Investigating the impact of the 2D mechanical environment on skin cells cultured in vitro

Abstract

Mechanotransduction describes a cell’s ability to sense mechanical stimuli imparted by its surroundings and translate them into biochemical signals. These signals subsequently influence cell behaviour by promoting remodelling of the cytoskeleton, changes to gene expression and tumour suppression. This is particularly important for tissues with a high cell turnover like the skin. Fibroblasts and keratinocytes, the skin’s predominant cell populations, have been shown to respond to physical stimuli such as stretch, compression and shear forces, leading to changes in collagen deposition, and proliferation and migration.

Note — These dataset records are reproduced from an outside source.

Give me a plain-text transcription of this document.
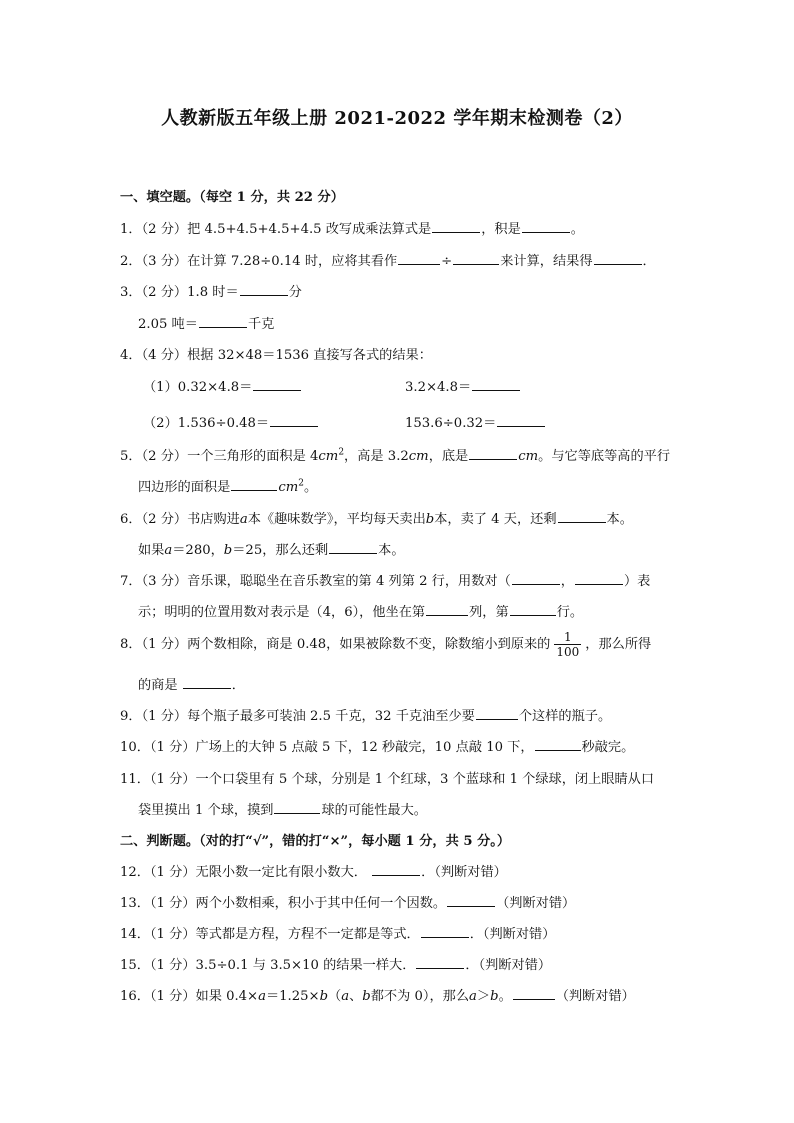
人教新版五年级上册 2021-2022 学年期末检测卷（2）
一、填空题。（每空 1 分，共 22 分）
1．（2 分）把 4.5+4.5+4.5+4.5 改写成乘法算式是	，积是	。
2．（3 分）在计算 7.28÷0.14 时，应将其看作	÷	来计算，结果得	．
3．（2 分）1.8 时＝	分
2.05 吨＝	千克
4．（4 分）根据 32×48＝1536 直接写各式的结果：
（1）0.32×4.8＝	3.2×4.8＝
（2）1.536÷0.48＝	153.6÷0.32＝
5．（2 分）一个三角形的面积是 $4cm^2$，高是 3.2cm，底是	cm。与它等底等高的平行
四边形的面积是	$cm^2$。
6．（2 分）书店购进a本《趣味数学》，平均每天卖出b本，卖了 4 天，还剩	本。
如果a＝280，b＝25，那么还剩	本。
7．（3 分）音乐课，聪聪坐在音乐教室的第 4 列第 2 行，用数对（	，	）表
示；明明的位置用数对表示是（4，6），他坐在第	列，第	行。
8．（1 分）两个数相除，商是 0.48，如果被除数不变，除数缩小到原来的 $\frac{1}{100}$ ，那么所得
的商是	．
9．（1 分）每个瓶子最多可装油 2.5 千克，32 千克油至少要	个这样的瓶子。
10．（1 分）广场上的大钟 5 点敲 5 下，12 秒敲完，10 点敲 10 下，	秒敲完。
11．（1 分）一个口袋里有 5 个球，分别是 1 个红球，3 个蓝球和 1 个绿球，闭上眼睛从口
袋里摸出 1 个球，摸到	球的可能性最大。
二、判断题。（对的打“√”，错的打“×”，每小题 1 分，共 5 分。）
12．（1 分）无限小数一定比有限小数大．	．（判断对错）
13．（1 分）两个小数相乘，积小于其中任何一个因数。	（判断对错）
14．（1 分）等式都是方程，方程不一定都是等式．	．（判断对错）
15．（1 分）3.5÷0.1 与 3.5×10 的结果一样大．	．（判断对错）
16．（1 分）如果 0.4×a＝1.25×b（a、b都不为 0），那么a＞b。	（判断对错）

During in vitro cell culture it is conventional to use extremely stiff substrates that do not reflect the physiological microenvironment (e.g., plastic and glass). Whilst there have been attempts to limit this issue with the development of 3D tissue models, cells are still first being cultured, or “primed”, on a highly stiff surface.

The aim of this project was to investigate keratinocyte and fibroblast behaviour, phenotype, and genotype expression when cultured on biomimetic hydrogel-coated dishes with similar mechanical properties to their in vivo environment. It was hypothesised that optimisation of this 2D culture environment would facilitate the development of 3D skin equivalents that better reflected in vivo tissue than current models grown from cells primed on plastic.

This study showed that primary keratinocytes and fibroblasts cultured on biomimetic substrates were more reminiscent of cells in quiescent skin rather than the activated phenotype observed on plastic. Keratinocytes exhibited reduced nuclear and cytoplasmic stiffness in response to a 4 kPa culture substrate, and changes were observed in the expression of proliferation and differentiation markers, and proteins involved in mechanosensing. Epidermal 3D models produced using keratinocytes primed on 50 kPa dishes were thicker and better organised. Fibroblasts cultured on soft 2D substrates of 1 kPa and 4 kPa were observed to have fewer reactive oxygen species and expressed fewer DNA damage markers following irradiation to induce senescence.